Wednesday, April 27, 2005


Mayan salt factory, canoe paddle stir archaeologists


Houston Chronicle
By Thomas H. Maugh II
April 23, 2005

A Louisiana archaeologist has discovered the remains of a massive Maya salt-producing complex submerged in a lagoon off the south coast of Belize.

The underwater site also revealed the first wooden structural artifacts from the Maya empire, including wooden poles and beams used in constructing the salt factories.

A wooden paddle from the canoes that were used to distribute the salt over inland waterways also was discovered — the first time such an object has been found.

Archaeologist Heather Mc- Killop of Louisiana State University reported in the Proceedings of the National Academy of Sciences that she and her colleagues have so far discovered 45 separate facilities for salt production in the mangrove peat bogs of Punta Ycacos Lagoon.

"There are many more sites there," she said in an interview.

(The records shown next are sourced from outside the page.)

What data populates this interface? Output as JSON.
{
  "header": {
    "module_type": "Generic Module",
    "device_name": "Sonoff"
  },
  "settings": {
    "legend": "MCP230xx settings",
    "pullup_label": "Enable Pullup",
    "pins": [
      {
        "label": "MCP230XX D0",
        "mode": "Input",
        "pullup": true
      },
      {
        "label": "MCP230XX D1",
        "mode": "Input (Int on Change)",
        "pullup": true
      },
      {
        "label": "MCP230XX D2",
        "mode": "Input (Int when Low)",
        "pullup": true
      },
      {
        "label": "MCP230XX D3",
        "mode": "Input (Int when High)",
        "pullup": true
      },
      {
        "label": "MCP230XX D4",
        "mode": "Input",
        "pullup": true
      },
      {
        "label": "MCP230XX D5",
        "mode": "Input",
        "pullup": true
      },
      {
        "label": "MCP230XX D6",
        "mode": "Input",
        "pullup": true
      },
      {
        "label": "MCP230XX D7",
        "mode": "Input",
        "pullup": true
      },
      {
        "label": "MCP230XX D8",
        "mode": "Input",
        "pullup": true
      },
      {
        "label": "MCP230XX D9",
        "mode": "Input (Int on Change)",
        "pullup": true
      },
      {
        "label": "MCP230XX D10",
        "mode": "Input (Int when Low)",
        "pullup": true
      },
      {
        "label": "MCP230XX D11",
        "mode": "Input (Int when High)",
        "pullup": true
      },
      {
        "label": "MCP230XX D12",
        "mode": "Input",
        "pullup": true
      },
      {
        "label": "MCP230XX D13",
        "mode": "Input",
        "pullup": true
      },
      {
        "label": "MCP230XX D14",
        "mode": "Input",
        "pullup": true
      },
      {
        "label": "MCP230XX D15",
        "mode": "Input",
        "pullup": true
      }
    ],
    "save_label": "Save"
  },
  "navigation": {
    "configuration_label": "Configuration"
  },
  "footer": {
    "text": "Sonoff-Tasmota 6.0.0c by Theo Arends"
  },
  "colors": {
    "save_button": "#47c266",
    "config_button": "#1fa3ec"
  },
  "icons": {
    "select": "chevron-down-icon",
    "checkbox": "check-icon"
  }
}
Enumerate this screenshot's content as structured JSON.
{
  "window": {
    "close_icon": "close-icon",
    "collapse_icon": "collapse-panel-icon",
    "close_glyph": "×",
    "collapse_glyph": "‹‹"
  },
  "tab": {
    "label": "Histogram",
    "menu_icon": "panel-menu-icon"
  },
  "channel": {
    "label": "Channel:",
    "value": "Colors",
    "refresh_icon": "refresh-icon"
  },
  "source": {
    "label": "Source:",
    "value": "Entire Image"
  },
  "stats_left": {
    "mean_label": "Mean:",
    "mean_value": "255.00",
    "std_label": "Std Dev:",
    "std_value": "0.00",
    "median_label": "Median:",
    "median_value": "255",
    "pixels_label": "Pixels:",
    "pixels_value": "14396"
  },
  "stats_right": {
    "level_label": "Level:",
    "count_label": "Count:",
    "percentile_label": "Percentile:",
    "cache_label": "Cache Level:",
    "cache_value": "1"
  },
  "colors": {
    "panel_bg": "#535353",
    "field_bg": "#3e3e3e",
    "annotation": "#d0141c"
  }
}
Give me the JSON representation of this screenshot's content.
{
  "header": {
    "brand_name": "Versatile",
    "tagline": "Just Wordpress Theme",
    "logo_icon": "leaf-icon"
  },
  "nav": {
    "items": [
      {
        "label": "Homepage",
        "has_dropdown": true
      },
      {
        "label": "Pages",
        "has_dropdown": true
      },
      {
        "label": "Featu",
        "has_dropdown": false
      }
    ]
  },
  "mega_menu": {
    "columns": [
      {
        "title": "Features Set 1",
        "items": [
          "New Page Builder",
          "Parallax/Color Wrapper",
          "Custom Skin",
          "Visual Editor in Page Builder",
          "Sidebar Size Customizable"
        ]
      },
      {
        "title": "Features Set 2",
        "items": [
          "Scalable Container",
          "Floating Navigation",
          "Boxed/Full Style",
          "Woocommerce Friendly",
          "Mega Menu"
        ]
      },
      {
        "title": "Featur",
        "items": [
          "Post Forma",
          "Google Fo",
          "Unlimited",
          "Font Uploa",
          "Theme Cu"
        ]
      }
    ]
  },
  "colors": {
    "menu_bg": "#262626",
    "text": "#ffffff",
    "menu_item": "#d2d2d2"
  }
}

The discoveries are "tremendously exciting," said archeologist Tom Guderjan of Texas Christian University, who was not involved in the research.

"We have never, in that region of the world, found preservation of architectural materials (wood) like she has found underwater."

The discovery of the paddle is particularly intriguing, he said, because even though Maya pictures show canoes, researchers previously found no traces.

"We've all been looking for the canoe," Guderjan said. Finding a paddle gives hope that a canoe also will surface. "It could be 6 inches under the muck."

Salt played a crucial role in ancient economies because humans needed it to survive and also desired its taste. It also has a variety of secondary uses, such as the preservation of fish.

The cities of the Maya civilization are largely located in areas that have a scarcity of salt.